Après une matinée tumultueuse au cours de laquelle les indices boursiers américains ont chuté et les prix du pétrole ont grimpé en flèche, le président américain a commencé à appeler rapidement les journalistes dans le but apparent d'apaiser les esprits.

Ses commentaires manquaient toutefois de clarté, même lorsqu'on lui demandait plus de détails.

« J'ai un plan pour tout, d'accord ? », a-t-il déclaré à un journaliste du New York Post lorsqu'il a été interrogé sur la flambée des prix du pétrole. « J'ai un plan pour tout. Vous serez très heureux. »

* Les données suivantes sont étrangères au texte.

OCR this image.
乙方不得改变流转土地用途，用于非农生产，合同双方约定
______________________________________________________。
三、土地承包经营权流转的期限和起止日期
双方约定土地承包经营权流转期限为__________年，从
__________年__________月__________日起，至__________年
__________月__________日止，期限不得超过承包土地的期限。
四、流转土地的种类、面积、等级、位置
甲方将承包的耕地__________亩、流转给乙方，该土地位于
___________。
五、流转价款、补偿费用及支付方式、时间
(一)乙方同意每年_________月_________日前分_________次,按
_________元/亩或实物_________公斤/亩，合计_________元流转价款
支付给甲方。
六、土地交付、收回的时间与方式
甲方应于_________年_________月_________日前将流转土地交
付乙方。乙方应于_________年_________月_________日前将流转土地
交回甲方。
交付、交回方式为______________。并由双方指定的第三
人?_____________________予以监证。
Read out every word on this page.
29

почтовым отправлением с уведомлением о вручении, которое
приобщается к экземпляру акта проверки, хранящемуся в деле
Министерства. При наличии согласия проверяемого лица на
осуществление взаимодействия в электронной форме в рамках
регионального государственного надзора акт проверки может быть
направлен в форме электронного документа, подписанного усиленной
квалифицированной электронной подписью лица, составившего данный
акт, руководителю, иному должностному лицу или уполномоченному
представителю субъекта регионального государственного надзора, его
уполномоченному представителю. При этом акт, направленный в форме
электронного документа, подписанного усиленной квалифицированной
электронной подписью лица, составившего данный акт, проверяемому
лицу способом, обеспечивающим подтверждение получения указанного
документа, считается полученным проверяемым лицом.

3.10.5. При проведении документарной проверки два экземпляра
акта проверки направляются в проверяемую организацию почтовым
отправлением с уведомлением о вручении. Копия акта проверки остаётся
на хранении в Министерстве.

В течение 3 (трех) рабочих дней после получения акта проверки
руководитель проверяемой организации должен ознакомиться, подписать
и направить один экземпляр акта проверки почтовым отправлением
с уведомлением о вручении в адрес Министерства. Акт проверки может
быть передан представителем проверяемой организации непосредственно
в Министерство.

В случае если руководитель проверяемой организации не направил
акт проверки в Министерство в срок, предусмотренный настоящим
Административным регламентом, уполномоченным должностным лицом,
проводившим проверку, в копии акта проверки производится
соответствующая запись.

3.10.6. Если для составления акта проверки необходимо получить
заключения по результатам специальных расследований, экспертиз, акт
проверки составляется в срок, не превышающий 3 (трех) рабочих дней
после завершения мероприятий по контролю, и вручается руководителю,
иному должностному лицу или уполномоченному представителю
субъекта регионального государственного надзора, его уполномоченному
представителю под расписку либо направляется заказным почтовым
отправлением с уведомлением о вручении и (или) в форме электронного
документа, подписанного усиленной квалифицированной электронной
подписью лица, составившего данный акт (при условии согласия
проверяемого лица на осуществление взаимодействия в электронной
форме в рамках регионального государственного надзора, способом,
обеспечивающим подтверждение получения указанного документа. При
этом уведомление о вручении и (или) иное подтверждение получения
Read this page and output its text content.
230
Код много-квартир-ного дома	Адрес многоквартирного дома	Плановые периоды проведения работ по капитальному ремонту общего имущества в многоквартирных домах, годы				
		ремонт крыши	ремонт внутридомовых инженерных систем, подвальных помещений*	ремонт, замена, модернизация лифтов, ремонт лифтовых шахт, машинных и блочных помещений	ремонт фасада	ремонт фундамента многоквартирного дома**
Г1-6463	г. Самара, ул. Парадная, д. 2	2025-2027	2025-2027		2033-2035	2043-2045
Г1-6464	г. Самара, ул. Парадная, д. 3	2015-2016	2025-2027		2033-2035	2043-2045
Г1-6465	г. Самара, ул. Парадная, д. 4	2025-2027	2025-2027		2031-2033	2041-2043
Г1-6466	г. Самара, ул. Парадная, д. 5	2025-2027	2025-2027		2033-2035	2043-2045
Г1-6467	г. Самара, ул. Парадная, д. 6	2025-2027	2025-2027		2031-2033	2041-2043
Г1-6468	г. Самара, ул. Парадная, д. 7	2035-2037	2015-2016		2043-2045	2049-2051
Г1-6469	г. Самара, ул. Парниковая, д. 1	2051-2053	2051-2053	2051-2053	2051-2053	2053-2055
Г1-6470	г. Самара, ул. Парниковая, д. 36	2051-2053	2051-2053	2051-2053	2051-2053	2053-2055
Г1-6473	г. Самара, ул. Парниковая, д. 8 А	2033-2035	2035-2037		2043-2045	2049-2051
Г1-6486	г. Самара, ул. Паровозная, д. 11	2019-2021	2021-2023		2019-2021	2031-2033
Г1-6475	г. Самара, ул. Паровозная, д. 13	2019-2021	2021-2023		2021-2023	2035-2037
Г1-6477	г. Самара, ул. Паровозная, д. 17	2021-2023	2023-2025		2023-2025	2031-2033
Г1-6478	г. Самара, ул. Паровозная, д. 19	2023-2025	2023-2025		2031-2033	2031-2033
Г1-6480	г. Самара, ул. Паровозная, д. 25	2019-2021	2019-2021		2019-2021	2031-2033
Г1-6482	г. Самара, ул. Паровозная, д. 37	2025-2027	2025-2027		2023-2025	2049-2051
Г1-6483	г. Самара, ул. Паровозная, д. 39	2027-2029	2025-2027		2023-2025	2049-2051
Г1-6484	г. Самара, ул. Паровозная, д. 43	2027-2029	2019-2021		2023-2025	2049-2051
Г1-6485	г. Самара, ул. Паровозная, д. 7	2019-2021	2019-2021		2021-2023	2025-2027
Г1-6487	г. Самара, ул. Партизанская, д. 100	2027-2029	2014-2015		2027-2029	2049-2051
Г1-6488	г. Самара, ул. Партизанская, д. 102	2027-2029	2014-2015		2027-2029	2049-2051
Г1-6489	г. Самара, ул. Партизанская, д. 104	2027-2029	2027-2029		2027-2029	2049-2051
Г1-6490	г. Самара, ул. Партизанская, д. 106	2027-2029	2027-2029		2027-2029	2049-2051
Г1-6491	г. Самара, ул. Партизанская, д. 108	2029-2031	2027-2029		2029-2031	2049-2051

À CBS News, il a déclaré que la guerre « est pratiquement terminée ».

« Nous sommes très en avance sur le calendrier », a-t-il ajouté. Lorsqu'on lui a demandé si l'opération pourrait donc prendre fin rapidement, Trump a répondu : « Je ne sais pas, cela dépend. La conclusion de l'opération dépend uniquement de moi, de personne d'autre. »

Sa série d'appels téléphoniques, du moins sur le plan économique, a eu l'effet escompté.

Les marchés boursiers ont rebondi et le prix du baril de pétrole, qui avait atteint 120 dollars plus tôt dans la journée, est tombé sous la barre des 90 dollars.

Il y a quelques jours à peine, Trump déclarait qu'il ne mettrait pas fin à la guerre avant la « capitulation sans condition » de l'Iran.

Mais après ses commentaires de lundi, il semblait qu'une fin à l'opération militaire qui a bouleversé le Moyen-Orient et entraîné l'arrêt quasi complet du trafic maritime dans le détroit d'Ormuz pourrait être en vue.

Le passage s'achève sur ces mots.